Dr. KOMIDOR NJIMOLUH HAMIDOU
Ambassadeur du Cameroun en Algérie
EXTRAIT DU COLLOQUE INTERNATIONAL ROI NJOYA
LE ROI NJOYA
Créateur de civilisation et précurseur de la renaissance africaine
NOTE SYNTHETIQUE
Il était temps ! Il était temps que la nouvelle génération d’intellectuels africains reprenne le flambeau allumé dans les années 80 par les professeurs Guillaume Bwelle, Thomas et Stanislas Melome, Ebenezer Njoh Mouelle, Martien Towa, Georges Ngango, Engelbert Mveng, Martin Zachary Njeuma, Maurice Tadadjeu, Thierno Mouctar Bah. Ceux-ci s’étaient approprié le personnage du 17e roi des Bamoun, le sultan Njoya et l’histoire des Bamoun en organisant un débat académique sur l’écriture que ce souverain avait inventée, le Shu-mom.
Près d’une trentaine d’années plus tard, à l’initiative du Dr H. Komidor Njimoluh, une nouvelle génération d’intellectuels s’est retrouvée à Yaoundé et à Foumban du 27 au 30 novembre 2013 au cours d’un colloque sur le thème « La place du Roi Njoya dans l’historiographie africaine et l’impact de sa contribution sur l’évolution de la civilisation africaine ». Les membres du comité d’organisation de ce colloque ont eu l’intelligence d’associer à cette jeune génération des ainés devant lui passer le flambeau parmi lesquels les illustres Théophile Obenga, Sheila Walker, Elikia Mbokolo, Joseph Owona, Thierno Mouctar Bah.
Cet échange inter générationnel a permis d’aboutir à trois principales conclusions : Njoya est citoyen du monde (1ère partie), un homme politique (2ème partie) et un savant multidimensionnel (3ème partie).
Le roi Njoya, à travers ses œuvres, n’appartient plus, ni à sa famille, ni à son pays, ni à l’Afrique ; il appartient au monde. C’est le Pr Jacques Fame Ndongo qui a le mieux exprimé cette évidence dans son discours d’ouverture du colloque. Il déclare en effet ce qui suit : « Si un colloque sur le roi Njoya suscite autant d’intérêt au sein de la communauté scientifique, c’est bien parce que Njoya n’appartient plus à une famille, à un clan, à une région, ou à un pays. Il fait désormais partie du patrimoine matériel et immatériel de l’Afrique tout entière voire de la planète… ».
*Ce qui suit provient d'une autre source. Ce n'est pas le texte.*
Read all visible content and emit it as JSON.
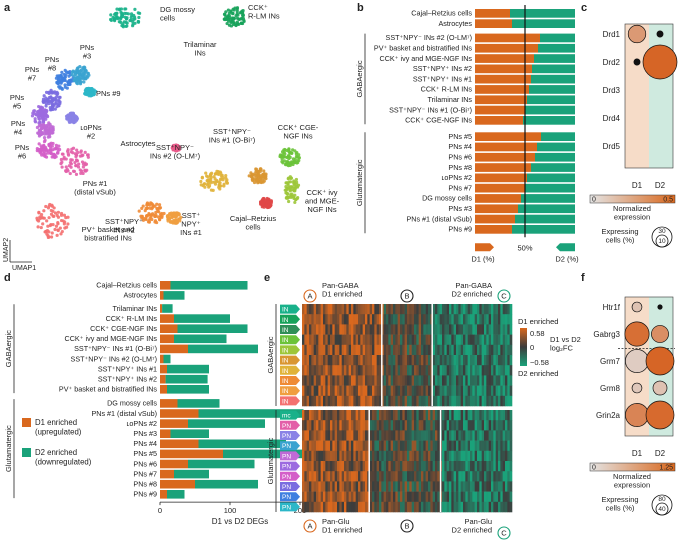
{
  "panels": {
    "a": "a",
    "b": "b",
    "c": "c",
    "d": "d",
    "e": "e",
    "f": "f"
  },
  "colors": {
    "d1": "#d9681e",
    "d2": "#1aa27a",
    "d1bg": "#f6dcc8",
    "d2bg": "#cfeadf"
  },
  "umap": {
    "clusters": [
      {
        "label": "DG mossy\ncells",
        "color": "#19b18a"
      },
      {
        "label": "CCK⁺\nR-LM INs",
        "color": "#17a25a"
      },
      {
        "label": "Trilaminar\nINs",
        "color": "#2f8f58"
      },
      {
        "label": "PNs\n#8",
        "color": "#3f7fe0"
      },
      {
        "label": "PNs\n#3",
        "color": "#3aa3d0"
      },
      {
        "label": "PNs #9",
        "color": "#2cb7c8"
      },
      {
        "label": "PNs\n#7",
        "color": "#7a6ce0"
      },
      {
        "label": "PNs\n#5",
        "color": "#9c6ae0"
      },
      {
        "label": "ʟᴏPNs\n#2",
        "color": "#8a82e6"
      },
      {
        "label": "PNs\n#4",
        "color": "#c06ad6"
      },
      {
        "label": "PNs\n#6",
        "color": "#d45ec8"
      },
      {
        "label": "PNs #1\n(distal vSub)",
        "color": "#e35fa8"
      },
      {
        "label": "Astrocytes",
        "color": "#e85a8a"
      },
      {
        "label": "SST⁺NPY⁻\nINs #1 (O-Bi⁷)",
        "color": "#d99632"
      },
      {
        "label": "SST⁺NPY⁻\nINs #2 (O-LM⁷)",
        "color": "#e0b33a"
      },
      {
        "label": "CCK⁺ CGE-\nNGF INs",
        "color": "#6cc33a"
      },
      {
        "label": "CCK⁺ ivy\nand MGE-\nNGF INs",
        "color": "#9dc63a"
      },
      {
        "label": "Cajal–Retzius\ncells",
        "color": "#e04848"
      },
      {
        "label": "SST⁺NPY⁺\nINs #2",
        "color": "#ef8b36"
      },
      {
        "label": "SST⁺\nNPY⁺\nINs #1",
        "color": "#f09e40"
      },
      {
        "label": "PV⁺ basket and\nbistratified INs",
        "color": "#f47070"
      }
    ],
    "xaxis": "UMAP1",
    "yaxis": "UMAP2"
  },
  "chart_data": [
    {
      "type": "bar",
      "panel": "b",
      "stacked": true,
      "percent": true,
      "categories": [
        "Cajal–Retzius cells",
        "Astrocytes",
        "SST⁺NPY⁻ INs #2 (O-LM⁷)",
        "PV⁺ basket and bistratified INs",
        "CCK⁺ ivy and MGE-NGF INs",
        "SST⁺NPY⁺ INs #2",
        "SST⁺NPY⁺ INs #1",
        "CCK⁺ R-LM INs",
        "Trilaminar INs",
        "SST⁺NPY⁻ INs #1 (O-Bi⁷)",
        "CCK⁺ CGE-NGF INs",
        "PNs #5",
        "PNs #4",
        "PNs #6",
        "PNs #8",
        "ʟᴏPNs #2",
        "PNs #7",
        "DG mossy cells",
        "PNs #3",
        "PNs #1 (distal vSub)",
        "PNs #9"
      ],
      "series": [
        {
          "name": "D1 (%)",
          "values": [
            35,
            37,
            65,
            63,
            59,
            57,
            56,
            54,
            52,
            50,
            48,
            66,
            62,
            60,
            56,
            52,
            50,
            46,
            43,
            40,
            37
          ]
        },
        {
          "name": "D2 (%)",
          "values": [
            65,
            63,
            35,
            37,
            41,
            43,
            44,
            46,
            48,
            50,
            52,
            34,
            38,
            40,
            44,
            48,
            50,
            54,
            57,
            60,
            63
          ]
        }
      ],
      "groups": [
        {
          "label": "GABAergic"
        },
        {
          "label": "Glutamatergic"
        }
      ],
      "center_label": "50%",
      "xlabel_left": "D1 (%)",
      "xlabel_right": "D2 (%)"
    },
    {
      "type": "scatter",
      "panel": "c",
      "genes": [
        "Drd1",
        "Drd2",
        "Drd3",
        "Drd4",
        "Drd5"
      ],
      "groups": [
        "D1",
        "D2"
      ],
      "colorbar": {
        "min": "0",
        "max": "0.5",
        "label": "Normalized\nexpression"
      },
      "size_legend": {
        "label": "Expressing\ncells (%)",
        "values": [
          "30",
          "10"
        ]
      },
      "points": [
        {
          "gene": "Drd1",
          "group": "D1",
          "pct": 8,
          "expr": 0.28
        },
        {
          "gene": "Drd1",
          "group": "D2",
          "pct": 1,
          "expr": 0.02
        },
        {
          "gene": "Drd2",
          "group": "D1",
          "pct": 1,
          "expr": 0.02
        },
        {
          "gene": "Drd2",
          "group": "D2",
          "pct": 30,
          "expr": 0.48
        }
      ]
    },
    {
      "type": "bar",
      "panel": "d",
      "stacked": true,
      "categories": [
        "Cajal–Retzius cells",
        "Astrocytes",
        "Trilaminar INs",
        "CCK⁺ R-LM INs",
        "CCK⁺ CGE-NGF INs",
        "CCK⁺ ivy and MGE-NGF INs",
        "SST⁺NPY⁻ INs #1 (O-Bi⁷)",
        "SST⁺NPY⁻ INs #2 (O-LM⁷)",
        "SST⁺NPY⁺ INs #1",
        "SST⁺NPY⁺ INs #2",
        "PV⁺ basket and bistratified INs",
        "DG mossy cells",
        "PNs #1 (distal vSub)",
        "ʟᴏPNs #2",
        "PNs #3",
        "PNs #4",
        "PNs #5",
        "PNs #6",
        "PNs #7",
        "PNs #8",
        "PNs #9"
      ],
      "series": [
        {
          "name": "D1 enriched (upregulated)",
          "values": [
            15,
            5,
            3,
            20,
            25,
            20,
            40,
            5,
            10,
            8,
            10,
            25,
            55,
            40,
            15,
            55,
            90,
            40,
            20,
            50,
            10
          ]
        },
        {
          "name": "D2 enriched (downregulated)",
          "values": [
            110,
            30,
            15,
            80,
            100,
            75,
            100,
            10,
            60,
            60,
            60,
            60,
            150,
            110,
            55,
            125,
            135,
            95,
            50,
            90,
            25
          ]
        }
      ],
      "groups": [
        {
          "label": "GABAergic"
        },
        {
          "label": "Glutamatergic"
        }
      ],
      "xlabel": "D1 vs D2 DEGs",
      "xticks": [
        "0",
        "100",
        "200"
      ],
      "xlim": [
        0,
        240
      ]
    },
    {
      "type": "heatmap",
      "panel": "e",
      "top_rows": [
        "IN",
        "IN",
        "IN",
        "IN",
        "IN",
        "IN",
        "IN",
        "IN",
        "IN",
        "IN"
      ],
      "bottom_rows": [
        "mc",
        "PN",
        "PN",
        "PN",
        "PN",
        "PN",
        "PN",
        "PN",
        "PN",
        "PN"
      ],
      "top_labels": [
        {
          "circle": "A",
          "text": "Pan-GABA\nD1 enriched"
        },
        {
          "circle": "B",
          "text": ""
        },
        {
          "circle": "C",
          "text": "Pan-GABA\nD2 enriched"
        }
      ],
      "bottom_labels": [
        {
          "circle": "A",
          "text": "Pan-Glu\nD1 enriched"
        },
        {
          "circle": "B",
          "text": ""
        },
        {
          "circle": "C",
          "text": "Pan-Glu\nD2 enriched"
        }
      ],
      "group_top": "GABAergic",
      "group_bottom": "Glutamatergic",
      "colorbar": {
        "top": "D1 enriched",
        "max": "0.58",
        "mid": "0",
        "min": "−0.58",
        "bottom": "D2 enriched",
        "label": "D1 vs D2\nlog₂FC"
      }
    },
    {
      "type": "scatter",
      "panel": "f",
      "genes": [
        "Htr1f",
        "Gabrg3",
        "Grm7",
        "Grm8",
        "Grin2a"
      ],
      "groups": [
        "D1",
        "D2"
      ],
      "colorbar": {
        "min": "0",
        "max": "1.25",
        "label": "Normalized\nexpression"
      },
      "size_legend": {
        "label": "Expressing\ncells (%)",
        "values": [
          "80",
          "40"
        ]
      },
      "points": [
        {
          "gene": "Htr1f",
          "group": "D1",
          "pct": 10,
          "expr": 0.3
        },
        {
          "gene": "Htr1f",
          "group": "D2",
          "pct": 2,
          "expr": 0.05
        },
        {
          "gene": "Gabrg3",
          "group": "D1",
          "pct": 60,
          "expr": 1.1
        },
        {
          "gene": "Gabrg3",
          "group": "D2",
          "pct": 30,
          "expr": 0.8
        },
        {
          "gene": "Grm7",
          "group": "D1",
          "pct": 55,
          "expr": 0.2
        },
        {
          "gene": "Grm7",
          "group": "D2",
          "pct": 80,
          "expr": 1.2
        },
        {
          "gene": "Grm8",
          "group": "D1",
          "pct": 10,
          "expr": 0.25
        },
        {
          "gene": "Grm8",
          "group": "D2",
          "pct": 20,
          "expr": 0.3
        },
        {
          "gene": "Grin2a",
          "group": "D1",
          "pct": 55,
          "expr": 0.9
        },
        {
          "gene": "Grin2a",
          "group": "D2",
          "pct": 80,
          "expr": 1.15
        }
      ]
    }
  ]
}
Citoyen du monde, le roi Njoya est aussi, surtout et avant tout un homme politique. C’est le 17e roi des Bamoun. Il a été désigné à cette fonction dès sa naissance et il s’en est tellement imprégné qu’il a trouvé des formules pour se faire aimer de son peuple et le protéger devant l’adversité venant de l’extérieur. Le roi Njoya a été soumis à une triple domination extérieure : allemande, anglaise et française. Comme un roseau, il a su plier quand l’adversité était forte et rester fièrement debout jusqu’à rompre lorsque l’intérêt de son peuple était menacé. Par cette attitude, il a su tenir à distance Allemands et Anglais protégeant de ce fait le peuple bamoum contre certaines rigueurs coloniales. Contre les Français qui voulaient détruire son autorité et s’en prendre directement au peuple bamoun, il s’est redressé fièrement pour faire face à cette adversité. Les autorités françaises n’eurent pour seul recours que de le contraindre à l’exil. Ce fut l’occasion pour le peuple bamoun de faire la preuve de son amour pour son souverain et n’eût été la volonté de ce dernier de ne plus voir le sang de son peuple verser pour lui, celui-ci aurait pris des armes pour empêcher cet exil. Ce peuple le suit même dans son exil à Yaoundé, amenant son « geôlier » présumé à le considérer plus en souverain en visite à Yaoundé qu’en un exilé dans cette ville.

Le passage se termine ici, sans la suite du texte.